Were these two paragraphs written by different people?

puffy
Guest
puffy

FYI – Smarter people than you get where I am coming from. It’s a blog reply, not a textbook.

Aaron
Guest

Understanding humor is a good indicator that you’re finally fluent in a language.

puffy
Guest
puffy

I have a very good sense of humor. Your post just isn’t smart enough to cater to it.

Aaron
Guest

Please stop emailing me, Puffy.

Kirkwood
Member
Kirkwood

Aaron, thank you.

Puffy: For someone that so clearly believes they are intelligent, you come off as…not so. First off, here is one other thing you can’t make definitive conclusions about: that something will happen when there is no evidence suggesting it. Sabathia has not worn down yet and has shown no signs of it. To say he will “pay the price” and has “mortgaged his future,” you should at the very least say WHY. The thing is, there is no “why.” You’re just assuming. Speaking of assuming, you should also not be so quick to assume someone else isn’t intelligent, i.e. Aaron. He made one (rather perceptive) reply questioning what you said, and you were quick to insult his intelligence. I think that says a lot more about your intelligence than his.

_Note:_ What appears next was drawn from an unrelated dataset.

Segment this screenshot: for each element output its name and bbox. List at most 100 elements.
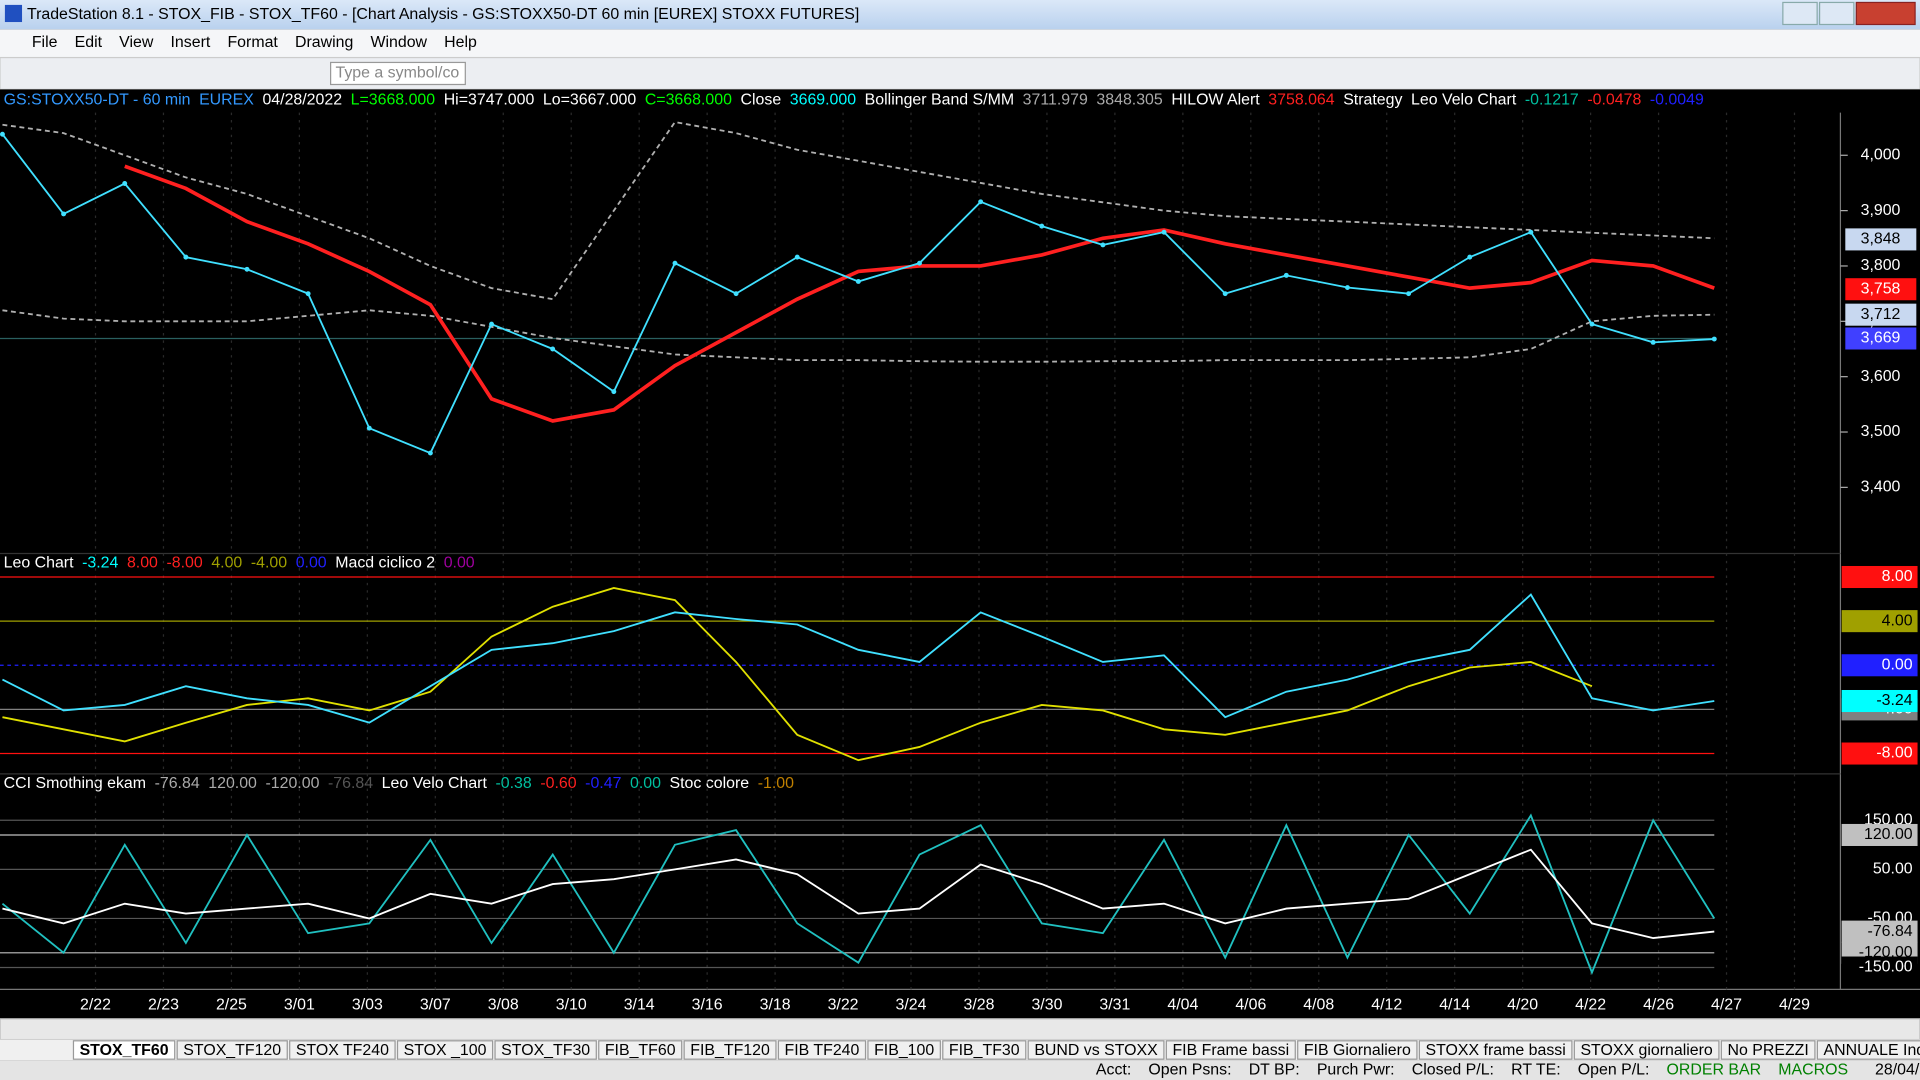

It seems to me like you may have a bit of a problem drawing “definitive” conclusions yourself, particularly without evidence. Just sayin’.

baty
Guest
baty

What are you crabbing about Aaron, didn’t you get the defensive remark you originally hoped for?

SpokaneMsFan
Guest
SpokaneMsFan

Why is there little doubt? I mean I certainly wouldn’t say definitively that they didn’t mortgage his future, but I would say his results since then indicate that it is possible he’s no worse for the wear. I mean this whole article gives some conditional evidence that perhaps we should in fact doubt that there was anything wrong with the decisions. “CC will pay the price for that” sounds like a foregone conclusion and I just really don’t see how anyone can say with certainty that extra innings he threw 3 years ago are going to cause him to suffer, or that they won’t for that matter, but still not something I am willing to state as fact either way.

puffy
Guest
puffy

History says that.

CircleChange11
Guest
CircleChange11

History says that.

I think you should elaborate.

History says lots of stuff, and it’s not always what we think it says … or should say.